As Everything runs its 10-song course, it finds new modes of expression, assisted by intuitive co-production from Scott "Monty" Munro. "Hungry for God" climbs darkly cinematic heights with yearning guitars and thunderclap drums from Preoccupation's Michael Wallace; elsewhere, "Running on Empty" immerses itself in bittersweet, undulating waves of synth. The shimmering blips of "Teething" add metaphysical colour to lines like, "And the door hangs on its hinges / Like it's begging for forgiveness." Even when Moore chooses a more minimal approach, big moments still land, like when "Empties" sees her offering, "my throat's been choking on a piece of my mind" over simple, bar-room guitar strums and wavering background noise.

A sense of acceptance arrives in the album's last few songs: On "Pacer" Moore sings "I will never be good enough / That's such a great relief" as a steady bassline grows into a constellation of sounds. The peaceful departure of closer "Under Earth"— calling back to "Unfaded" in its final lyric — suggests solace in a shimmering comedown.

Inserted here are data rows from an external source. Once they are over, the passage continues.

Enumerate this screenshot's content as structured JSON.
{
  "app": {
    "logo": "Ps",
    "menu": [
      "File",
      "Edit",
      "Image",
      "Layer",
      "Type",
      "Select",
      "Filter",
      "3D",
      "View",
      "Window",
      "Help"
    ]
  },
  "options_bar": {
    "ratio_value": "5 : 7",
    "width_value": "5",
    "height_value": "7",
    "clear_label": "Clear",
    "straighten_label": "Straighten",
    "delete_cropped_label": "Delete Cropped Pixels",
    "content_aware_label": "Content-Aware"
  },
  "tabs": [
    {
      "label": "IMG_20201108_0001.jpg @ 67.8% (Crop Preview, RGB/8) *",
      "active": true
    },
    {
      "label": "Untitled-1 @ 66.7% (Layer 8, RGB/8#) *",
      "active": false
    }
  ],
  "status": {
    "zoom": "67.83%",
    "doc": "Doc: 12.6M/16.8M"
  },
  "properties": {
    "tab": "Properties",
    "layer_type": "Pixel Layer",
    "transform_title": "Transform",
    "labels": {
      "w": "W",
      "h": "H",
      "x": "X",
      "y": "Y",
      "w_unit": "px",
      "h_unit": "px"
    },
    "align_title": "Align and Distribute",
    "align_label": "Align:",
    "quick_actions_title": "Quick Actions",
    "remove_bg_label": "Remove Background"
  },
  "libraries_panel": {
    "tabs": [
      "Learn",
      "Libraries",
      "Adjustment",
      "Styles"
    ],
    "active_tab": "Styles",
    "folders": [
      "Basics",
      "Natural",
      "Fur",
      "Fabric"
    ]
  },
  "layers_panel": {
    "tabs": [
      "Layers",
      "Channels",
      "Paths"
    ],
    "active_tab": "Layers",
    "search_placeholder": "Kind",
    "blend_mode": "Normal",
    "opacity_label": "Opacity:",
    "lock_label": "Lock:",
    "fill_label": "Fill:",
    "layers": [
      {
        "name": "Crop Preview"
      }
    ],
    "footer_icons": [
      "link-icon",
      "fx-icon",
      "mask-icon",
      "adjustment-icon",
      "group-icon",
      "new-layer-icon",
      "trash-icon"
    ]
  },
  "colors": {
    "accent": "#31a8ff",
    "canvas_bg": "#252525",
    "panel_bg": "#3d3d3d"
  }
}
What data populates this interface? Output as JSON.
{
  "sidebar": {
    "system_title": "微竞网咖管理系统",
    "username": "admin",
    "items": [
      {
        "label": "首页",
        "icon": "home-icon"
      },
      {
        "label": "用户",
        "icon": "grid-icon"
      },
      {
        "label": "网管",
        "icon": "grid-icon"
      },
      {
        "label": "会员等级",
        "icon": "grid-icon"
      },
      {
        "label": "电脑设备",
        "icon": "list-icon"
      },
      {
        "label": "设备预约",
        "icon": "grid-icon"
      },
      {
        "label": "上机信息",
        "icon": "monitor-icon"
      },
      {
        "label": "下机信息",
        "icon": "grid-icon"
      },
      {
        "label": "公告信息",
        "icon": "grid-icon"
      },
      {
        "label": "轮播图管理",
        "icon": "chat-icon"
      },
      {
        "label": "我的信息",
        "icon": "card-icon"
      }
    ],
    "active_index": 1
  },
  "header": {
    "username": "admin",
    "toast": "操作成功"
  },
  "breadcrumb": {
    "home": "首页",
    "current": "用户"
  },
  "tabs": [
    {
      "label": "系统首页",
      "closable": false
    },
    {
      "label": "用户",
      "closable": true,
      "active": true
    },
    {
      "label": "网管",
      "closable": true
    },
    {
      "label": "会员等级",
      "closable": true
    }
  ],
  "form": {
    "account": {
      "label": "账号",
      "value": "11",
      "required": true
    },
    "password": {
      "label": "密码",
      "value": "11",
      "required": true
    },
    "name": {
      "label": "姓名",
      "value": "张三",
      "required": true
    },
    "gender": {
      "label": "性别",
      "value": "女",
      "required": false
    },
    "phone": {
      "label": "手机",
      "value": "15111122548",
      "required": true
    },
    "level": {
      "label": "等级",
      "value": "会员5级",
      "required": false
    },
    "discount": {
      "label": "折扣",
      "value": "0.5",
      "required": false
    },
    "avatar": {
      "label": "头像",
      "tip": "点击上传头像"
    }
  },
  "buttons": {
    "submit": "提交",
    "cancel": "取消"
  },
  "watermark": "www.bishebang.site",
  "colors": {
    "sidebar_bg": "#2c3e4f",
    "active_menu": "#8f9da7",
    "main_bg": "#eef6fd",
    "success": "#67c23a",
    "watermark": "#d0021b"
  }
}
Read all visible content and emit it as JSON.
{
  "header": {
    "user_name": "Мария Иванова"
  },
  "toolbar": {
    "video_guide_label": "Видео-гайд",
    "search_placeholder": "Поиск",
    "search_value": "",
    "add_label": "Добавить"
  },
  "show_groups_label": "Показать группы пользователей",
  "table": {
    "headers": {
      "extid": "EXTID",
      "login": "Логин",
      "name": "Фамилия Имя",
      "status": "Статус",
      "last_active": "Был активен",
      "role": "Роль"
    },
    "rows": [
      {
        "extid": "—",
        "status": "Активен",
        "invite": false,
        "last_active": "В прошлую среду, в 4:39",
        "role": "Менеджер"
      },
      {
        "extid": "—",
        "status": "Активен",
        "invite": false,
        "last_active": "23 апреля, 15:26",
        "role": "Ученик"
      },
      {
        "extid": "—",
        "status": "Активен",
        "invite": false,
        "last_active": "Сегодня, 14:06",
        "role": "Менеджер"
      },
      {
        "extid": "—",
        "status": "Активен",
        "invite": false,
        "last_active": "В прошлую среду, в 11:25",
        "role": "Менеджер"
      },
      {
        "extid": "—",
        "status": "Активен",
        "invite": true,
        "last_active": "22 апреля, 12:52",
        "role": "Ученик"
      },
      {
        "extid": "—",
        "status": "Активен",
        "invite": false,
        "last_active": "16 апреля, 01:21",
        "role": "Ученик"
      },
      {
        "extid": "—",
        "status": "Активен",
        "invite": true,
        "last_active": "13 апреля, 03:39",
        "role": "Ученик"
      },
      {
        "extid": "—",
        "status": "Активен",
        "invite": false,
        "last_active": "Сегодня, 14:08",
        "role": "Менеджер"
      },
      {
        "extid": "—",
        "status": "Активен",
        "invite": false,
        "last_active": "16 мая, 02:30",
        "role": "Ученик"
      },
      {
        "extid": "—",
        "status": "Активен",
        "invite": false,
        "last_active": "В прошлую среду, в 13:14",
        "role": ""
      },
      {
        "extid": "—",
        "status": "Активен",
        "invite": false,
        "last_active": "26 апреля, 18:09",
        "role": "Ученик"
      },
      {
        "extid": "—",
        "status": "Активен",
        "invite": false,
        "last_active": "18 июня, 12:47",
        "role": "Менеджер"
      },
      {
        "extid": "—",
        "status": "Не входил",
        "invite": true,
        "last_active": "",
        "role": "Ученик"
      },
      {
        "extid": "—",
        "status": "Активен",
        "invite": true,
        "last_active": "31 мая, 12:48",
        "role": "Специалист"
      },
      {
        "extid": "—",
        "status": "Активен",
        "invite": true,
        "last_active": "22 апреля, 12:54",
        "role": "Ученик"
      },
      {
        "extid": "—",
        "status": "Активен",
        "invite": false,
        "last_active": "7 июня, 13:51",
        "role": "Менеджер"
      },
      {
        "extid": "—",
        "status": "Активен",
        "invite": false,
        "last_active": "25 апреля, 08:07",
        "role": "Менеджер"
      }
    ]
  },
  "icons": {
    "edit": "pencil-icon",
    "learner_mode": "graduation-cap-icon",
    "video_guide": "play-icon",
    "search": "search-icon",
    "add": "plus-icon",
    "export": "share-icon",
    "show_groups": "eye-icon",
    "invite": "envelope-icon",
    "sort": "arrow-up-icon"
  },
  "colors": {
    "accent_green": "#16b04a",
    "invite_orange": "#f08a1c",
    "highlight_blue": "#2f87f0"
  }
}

Because You Love Everything's working title was I Don't Really Know What I'm Doing Anymore. Moore started demoing songs in the early days of the pandemic, facing the existential dread of it all. But under its final title, it feels like Moore's found freedom in articulating her introspections, even if they don't come with easy answers. Or, as she puts it midway through "Running on Empty": "Don't you understand that I'm the one who needs the friend / To just keep on letting me cry?" Sometimes expression is the only way through.